Demystifying Privacy Policies with Language Technologies: Progress and Challenges

Shomir Wilson, Florian Schaub, Aswarth Dara, Sushain K. Cherivirala, Sebastian Zimmeck, Mads Schaarup Andersen, Pedro Giovanni Leon, Eduard Hovy and Norman Sadeh

Privacy policies written in natural language are the predominant method that operators of websites and online services use to communicate privacy practices to their users. However, these documents are infrequently read by Internet users, due in part to the length and complexity of the text. These factors also inhibit the efforts of regulators to assess privacy practices or to enforce standards. One proposed approach to improving the status quo is to use a combination of methods from crowdsourcing, natural language processing, and machine learning to extract details from privacy policies and present them in an understandable fashion.

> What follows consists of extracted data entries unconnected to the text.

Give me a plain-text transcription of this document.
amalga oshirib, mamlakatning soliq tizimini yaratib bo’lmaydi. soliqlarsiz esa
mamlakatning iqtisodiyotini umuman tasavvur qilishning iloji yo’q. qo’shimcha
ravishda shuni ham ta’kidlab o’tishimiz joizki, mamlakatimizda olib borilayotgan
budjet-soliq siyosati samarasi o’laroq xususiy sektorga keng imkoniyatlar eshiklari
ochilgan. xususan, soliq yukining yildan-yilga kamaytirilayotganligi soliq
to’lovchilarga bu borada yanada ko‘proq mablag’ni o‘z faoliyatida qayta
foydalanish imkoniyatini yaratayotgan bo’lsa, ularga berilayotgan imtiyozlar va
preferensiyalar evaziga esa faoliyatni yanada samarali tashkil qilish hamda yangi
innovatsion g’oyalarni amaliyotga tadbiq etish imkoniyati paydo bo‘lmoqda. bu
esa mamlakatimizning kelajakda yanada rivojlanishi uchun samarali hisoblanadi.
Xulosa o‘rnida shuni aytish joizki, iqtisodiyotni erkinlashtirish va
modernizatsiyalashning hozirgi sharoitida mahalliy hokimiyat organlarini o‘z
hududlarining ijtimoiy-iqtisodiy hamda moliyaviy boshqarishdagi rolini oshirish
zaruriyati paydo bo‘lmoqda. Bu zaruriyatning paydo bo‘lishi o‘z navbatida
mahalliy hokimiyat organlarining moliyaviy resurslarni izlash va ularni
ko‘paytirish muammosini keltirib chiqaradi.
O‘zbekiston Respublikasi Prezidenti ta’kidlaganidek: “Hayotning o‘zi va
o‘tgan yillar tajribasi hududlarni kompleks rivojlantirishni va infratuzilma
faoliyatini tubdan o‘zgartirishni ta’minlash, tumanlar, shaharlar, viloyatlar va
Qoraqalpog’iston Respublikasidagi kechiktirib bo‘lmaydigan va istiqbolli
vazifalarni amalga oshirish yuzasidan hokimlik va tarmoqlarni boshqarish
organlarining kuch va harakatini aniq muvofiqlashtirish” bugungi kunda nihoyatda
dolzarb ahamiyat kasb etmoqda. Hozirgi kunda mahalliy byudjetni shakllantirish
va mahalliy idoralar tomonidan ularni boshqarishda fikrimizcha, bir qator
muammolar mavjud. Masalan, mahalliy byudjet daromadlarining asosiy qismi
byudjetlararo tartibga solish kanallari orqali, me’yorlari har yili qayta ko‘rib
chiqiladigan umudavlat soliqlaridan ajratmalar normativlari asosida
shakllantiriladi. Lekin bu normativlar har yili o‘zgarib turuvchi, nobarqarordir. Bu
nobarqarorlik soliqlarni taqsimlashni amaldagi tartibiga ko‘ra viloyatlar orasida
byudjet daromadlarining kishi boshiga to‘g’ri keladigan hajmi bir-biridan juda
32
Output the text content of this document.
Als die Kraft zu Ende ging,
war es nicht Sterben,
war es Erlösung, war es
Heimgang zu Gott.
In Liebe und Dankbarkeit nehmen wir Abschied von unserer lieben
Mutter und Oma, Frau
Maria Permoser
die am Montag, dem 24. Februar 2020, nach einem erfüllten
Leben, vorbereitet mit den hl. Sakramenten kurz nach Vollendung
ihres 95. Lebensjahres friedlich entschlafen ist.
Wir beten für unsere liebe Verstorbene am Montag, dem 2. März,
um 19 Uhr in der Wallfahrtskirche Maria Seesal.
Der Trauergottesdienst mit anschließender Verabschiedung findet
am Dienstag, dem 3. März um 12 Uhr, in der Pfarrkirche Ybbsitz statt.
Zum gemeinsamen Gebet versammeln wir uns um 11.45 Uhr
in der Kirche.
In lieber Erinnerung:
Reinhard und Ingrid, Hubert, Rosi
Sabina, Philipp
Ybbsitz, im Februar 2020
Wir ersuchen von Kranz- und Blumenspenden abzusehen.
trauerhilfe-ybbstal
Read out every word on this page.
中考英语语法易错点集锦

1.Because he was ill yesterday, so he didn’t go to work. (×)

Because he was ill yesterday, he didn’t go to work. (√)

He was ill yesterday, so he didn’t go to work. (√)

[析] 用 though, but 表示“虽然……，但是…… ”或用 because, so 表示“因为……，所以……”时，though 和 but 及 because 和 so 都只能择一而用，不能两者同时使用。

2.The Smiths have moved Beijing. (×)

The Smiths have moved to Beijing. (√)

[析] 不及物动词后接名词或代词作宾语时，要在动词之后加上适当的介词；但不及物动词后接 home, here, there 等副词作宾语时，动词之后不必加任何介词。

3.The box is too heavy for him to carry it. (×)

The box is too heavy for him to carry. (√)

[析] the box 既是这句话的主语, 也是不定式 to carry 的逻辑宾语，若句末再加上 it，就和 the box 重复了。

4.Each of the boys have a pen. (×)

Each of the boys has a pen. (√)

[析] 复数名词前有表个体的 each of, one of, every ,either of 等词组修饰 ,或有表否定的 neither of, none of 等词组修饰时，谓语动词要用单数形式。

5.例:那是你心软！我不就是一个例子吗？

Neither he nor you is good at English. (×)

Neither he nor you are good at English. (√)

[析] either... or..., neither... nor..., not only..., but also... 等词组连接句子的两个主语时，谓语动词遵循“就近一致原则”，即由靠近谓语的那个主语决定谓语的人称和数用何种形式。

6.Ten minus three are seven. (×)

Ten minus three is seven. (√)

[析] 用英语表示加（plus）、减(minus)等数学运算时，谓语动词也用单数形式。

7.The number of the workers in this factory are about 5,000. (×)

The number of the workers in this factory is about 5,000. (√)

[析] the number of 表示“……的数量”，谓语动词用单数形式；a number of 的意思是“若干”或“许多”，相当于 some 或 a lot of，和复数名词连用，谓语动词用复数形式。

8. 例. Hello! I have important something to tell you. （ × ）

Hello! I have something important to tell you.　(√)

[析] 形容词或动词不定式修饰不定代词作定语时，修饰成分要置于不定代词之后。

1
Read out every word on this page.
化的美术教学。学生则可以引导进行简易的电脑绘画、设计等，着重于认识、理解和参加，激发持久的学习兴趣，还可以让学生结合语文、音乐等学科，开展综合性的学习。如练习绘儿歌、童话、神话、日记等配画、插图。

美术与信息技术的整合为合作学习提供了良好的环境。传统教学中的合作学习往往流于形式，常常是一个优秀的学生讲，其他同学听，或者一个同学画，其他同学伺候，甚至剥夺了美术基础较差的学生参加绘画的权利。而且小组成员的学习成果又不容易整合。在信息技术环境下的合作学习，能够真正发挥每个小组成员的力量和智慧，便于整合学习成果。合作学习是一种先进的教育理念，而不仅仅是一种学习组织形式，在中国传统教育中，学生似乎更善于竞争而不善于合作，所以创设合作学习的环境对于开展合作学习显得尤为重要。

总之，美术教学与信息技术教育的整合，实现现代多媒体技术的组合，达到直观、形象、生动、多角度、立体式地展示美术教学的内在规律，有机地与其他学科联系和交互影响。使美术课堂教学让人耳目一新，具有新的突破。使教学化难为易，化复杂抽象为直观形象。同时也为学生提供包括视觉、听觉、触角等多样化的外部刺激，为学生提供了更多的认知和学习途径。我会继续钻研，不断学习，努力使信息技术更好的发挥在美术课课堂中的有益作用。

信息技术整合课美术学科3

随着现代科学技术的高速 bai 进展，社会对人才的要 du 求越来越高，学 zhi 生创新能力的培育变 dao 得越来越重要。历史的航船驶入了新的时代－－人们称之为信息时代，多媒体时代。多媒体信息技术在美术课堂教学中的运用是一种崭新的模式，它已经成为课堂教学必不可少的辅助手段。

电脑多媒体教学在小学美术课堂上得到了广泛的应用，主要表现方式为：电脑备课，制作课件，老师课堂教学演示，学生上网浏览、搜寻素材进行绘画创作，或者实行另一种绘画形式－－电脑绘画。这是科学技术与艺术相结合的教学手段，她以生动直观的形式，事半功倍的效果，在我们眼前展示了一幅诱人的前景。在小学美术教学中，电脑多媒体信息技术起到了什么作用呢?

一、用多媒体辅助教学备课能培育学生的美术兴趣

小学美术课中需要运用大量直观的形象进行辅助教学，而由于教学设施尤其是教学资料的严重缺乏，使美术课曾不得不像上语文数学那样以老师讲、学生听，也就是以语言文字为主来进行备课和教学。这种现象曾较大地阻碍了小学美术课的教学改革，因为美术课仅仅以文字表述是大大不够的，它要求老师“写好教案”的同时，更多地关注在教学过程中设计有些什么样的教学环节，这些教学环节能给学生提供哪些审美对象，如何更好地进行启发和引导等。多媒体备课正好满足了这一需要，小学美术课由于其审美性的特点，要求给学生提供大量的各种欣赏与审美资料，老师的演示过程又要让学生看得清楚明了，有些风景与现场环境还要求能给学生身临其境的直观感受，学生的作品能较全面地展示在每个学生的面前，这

We sketch out this vision and describe our ongoing work to bring it to fruition. Further, we discuss challenges associated with bridging the gap between the contents of privacy policy text and website users’ abilities to understand those policies. These challenges are motivated by the rich interconnectedness of the problems as well as the broader impact of helping Internet users understand their privacy choices. They could also provide a basis for competitions that use the annotated corpus introduced in this paper.